See also the Athens analogy: citizens of Athens were generalists (fighter, judge, juror, general) until empire forced specialisation. AI may reverse this.
AI adoption in organisations
From Every’s consulting arm (now ~$1M/year, growing):
- CEO signal. CEO uses AI daily → org-wide adoption; CEO does not → near-zero adoption or unrealistic expectations.
- Walleye hedge fund model (Dan’s reference case):
- AI-first memo written with ChatGPT (announced in the memo itself).
- Weekly meeting: people share prompts and use cases.
- Weekly stats email: usage numbers, celebrated early adopters.
- The 10/80/10 rule. ~10% of employees are early adopters; ~10% will never touch it; ~80% will adopt if shown exactly what to do for their specific job. The consulting approach: customise training to each team, with exact prompts for exact situations.

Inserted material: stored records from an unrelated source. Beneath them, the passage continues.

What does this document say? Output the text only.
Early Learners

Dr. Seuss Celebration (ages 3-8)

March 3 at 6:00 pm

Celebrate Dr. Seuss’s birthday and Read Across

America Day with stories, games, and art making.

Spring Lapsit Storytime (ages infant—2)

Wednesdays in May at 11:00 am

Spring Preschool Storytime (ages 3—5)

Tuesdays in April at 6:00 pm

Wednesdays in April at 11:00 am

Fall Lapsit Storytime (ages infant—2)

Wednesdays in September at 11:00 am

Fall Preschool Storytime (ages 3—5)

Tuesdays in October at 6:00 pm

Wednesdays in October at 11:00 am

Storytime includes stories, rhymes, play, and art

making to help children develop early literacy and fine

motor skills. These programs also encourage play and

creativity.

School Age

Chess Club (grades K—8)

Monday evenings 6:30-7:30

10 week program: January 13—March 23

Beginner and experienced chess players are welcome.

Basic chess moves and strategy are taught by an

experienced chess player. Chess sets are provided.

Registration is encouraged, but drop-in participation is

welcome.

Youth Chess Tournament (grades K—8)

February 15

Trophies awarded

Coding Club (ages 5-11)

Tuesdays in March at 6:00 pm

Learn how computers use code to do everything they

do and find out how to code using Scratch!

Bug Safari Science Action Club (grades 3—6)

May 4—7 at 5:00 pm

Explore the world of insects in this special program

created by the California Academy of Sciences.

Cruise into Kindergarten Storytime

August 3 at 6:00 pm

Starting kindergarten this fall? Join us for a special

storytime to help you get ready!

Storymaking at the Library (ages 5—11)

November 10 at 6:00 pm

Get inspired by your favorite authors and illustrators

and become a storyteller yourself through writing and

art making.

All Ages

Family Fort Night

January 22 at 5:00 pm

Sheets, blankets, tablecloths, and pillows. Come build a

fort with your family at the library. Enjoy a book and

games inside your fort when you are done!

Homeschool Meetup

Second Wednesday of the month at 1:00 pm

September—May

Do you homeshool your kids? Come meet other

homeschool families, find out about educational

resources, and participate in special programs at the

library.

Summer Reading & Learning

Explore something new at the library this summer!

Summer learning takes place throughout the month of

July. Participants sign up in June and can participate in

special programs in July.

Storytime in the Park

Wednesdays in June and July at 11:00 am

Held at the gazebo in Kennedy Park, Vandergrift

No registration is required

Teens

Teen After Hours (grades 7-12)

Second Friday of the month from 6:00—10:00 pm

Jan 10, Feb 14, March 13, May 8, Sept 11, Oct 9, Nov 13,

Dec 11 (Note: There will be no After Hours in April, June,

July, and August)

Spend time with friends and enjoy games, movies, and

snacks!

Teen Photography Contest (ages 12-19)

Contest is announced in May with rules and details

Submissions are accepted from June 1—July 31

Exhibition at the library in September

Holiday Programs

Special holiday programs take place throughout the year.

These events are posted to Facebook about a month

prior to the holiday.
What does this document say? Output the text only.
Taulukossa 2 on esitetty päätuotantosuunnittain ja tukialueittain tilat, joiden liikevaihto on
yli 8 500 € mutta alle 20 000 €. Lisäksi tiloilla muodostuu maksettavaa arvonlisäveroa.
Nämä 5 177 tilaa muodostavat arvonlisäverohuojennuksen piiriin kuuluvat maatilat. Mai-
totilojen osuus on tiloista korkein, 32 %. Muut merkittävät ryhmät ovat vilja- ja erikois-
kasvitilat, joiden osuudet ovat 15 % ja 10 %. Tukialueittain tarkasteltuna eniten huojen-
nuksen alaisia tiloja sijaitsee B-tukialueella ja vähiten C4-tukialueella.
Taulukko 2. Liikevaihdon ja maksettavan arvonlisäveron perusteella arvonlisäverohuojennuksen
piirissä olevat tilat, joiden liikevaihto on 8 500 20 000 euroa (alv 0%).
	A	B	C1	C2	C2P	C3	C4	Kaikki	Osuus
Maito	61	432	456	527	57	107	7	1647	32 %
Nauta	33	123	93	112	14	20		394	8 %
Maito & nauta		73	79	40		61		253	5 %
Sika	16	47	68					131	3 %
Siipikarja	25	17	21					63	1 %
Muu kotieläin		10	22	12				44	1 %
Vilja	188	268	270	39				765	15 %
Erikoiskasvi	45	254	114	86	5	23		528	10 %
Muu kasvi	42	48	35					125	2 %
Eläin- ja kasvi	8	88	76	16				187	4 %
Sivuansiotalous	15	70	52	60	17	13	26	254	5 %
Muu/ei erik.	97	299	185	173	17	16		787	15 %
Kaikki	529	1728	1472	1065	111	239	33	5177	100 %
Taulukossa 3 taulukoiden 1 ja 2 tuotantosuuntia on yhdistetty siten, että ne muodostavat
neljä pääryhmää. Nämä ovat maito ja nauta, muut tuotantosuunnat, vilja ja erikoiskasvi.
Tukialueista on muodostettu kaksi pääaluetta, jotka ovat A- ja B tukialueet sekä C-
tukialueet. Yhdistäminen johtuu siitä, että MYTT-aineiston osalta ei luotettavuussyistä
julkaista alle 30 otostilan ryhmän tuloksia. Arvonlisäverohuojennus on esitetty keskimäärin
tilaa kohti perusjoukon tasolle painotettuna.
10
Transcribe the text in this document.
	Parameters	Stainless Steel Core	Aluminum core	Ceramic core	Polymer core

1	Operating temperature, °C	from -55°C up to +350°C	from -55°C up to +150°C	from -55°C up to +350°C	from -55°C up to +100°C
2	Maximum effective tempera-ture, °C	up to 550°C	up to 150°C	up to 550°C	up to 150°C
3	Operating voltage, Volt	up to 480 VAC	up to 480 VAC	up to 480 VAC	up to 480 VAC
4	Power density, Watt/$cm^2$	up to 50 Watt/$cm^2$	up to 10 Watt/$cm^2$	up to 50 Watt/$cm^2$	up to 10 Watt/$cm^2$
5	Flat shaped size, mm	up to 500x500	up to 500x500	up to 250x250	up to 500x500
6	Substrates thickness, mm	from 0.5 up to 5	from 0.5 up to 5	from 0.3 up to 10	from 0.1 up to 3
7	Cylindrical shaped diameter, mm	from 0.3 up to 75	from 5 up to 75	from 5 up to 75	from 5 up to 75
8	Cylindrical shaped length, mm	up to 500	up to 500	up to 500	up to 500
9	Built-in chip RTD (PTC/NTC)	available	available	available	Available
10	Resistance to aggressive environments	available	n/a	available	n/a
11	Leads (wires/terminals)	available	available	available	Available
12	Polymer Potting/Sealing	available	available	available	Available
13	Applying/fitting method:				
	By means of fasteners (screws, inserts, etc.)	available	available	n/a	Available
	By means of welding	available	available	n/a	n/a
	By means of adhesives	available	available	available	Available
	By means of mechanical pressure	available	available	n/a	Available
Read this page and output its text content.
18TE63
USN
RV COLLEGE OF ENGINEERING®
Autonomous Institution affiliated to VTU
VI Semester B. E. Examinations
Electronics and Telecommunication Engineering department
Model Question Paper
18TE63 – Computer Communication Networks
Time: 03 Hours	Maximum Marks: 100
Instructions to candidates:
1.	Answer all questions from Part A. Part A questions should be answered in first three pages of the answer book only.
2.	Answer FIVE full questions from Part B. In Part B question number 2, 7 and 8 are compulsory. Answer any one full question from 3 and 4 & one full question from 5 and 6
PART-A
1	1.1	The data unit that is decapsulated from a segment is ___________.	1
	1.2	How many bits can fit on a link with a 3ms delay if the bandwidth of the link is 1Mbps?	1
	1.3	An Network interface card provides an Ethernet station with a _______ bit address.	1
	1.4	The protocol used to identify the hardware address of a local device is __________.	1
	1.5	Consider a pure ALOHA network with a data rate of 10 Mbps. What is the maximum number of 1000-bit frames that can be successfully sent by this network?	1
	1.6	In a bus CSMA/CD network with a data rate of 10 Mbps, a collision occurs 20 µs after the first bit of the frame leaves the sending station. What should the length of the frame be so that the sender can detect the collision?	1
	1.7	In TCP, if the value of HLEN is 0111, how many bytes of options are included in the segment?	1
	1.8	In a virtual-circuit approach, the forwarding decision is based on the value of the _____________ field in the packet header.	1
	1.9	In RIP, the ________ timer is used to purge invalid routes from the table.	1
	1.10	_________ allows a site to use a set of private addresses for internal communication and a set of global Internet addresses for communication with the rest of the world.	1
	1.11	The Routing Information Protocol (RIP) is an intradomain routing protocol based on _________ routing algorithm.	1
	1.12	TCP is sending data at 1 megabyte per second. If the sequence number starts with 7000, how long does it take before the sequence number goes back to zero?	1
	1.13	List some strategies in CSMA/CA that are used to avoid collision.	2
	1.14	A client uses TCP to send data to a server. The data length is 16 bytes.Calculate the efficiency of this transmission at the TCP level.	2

- Impact so far. “Further faster at the same budget” — not firing people, but increasing throughput without adding headcount.
Sip seed model
Dan’s funding innovation:
- $2M committed from Reid Hoffman and Starting Line VC.
- Drawn down on demand (the “sip”); not deposited in full.
- Structured as a SAFE at a set cap.
- Psychological benefit: can take risk knowing capital exists; does not face temptation to burn a large bank balance.
- Philosophical alignment: Reid Hoffman “doesn’t care what size this business is” — aligned with Every’s mission (institution, not exit).
GPT wrappers as legitimate products
Dan explicitly defends the GPT wrapper as a valid product category, citing its malignment as wrong:
“GPT wrappers are amazing and they’ve been much maligned for absolutely no reason.”
The software-becomes-content analogy: ChatGPT is unbundling into specialised apps, just as Craigslist unbundled into many verticals. The wrapper is the product if it packages the capability for a specific context.
Writing as core identity
Dan stopped writing early at Every to focus on running the business; growth stalled and he was unhappy. Returned to writing as the centre of the company. The realisation: media businesses (newsletter + products) are structurally different from tech startups — the founder IS the product. References: Joel Spolsky (Trello, Stack Overflow), Jason Fried (Basecamp), Bill Simmons (The Ringer), Sam Harris.
Life motto: “Do things worth writing about, and write things worth reading.” — Pliny the Younger.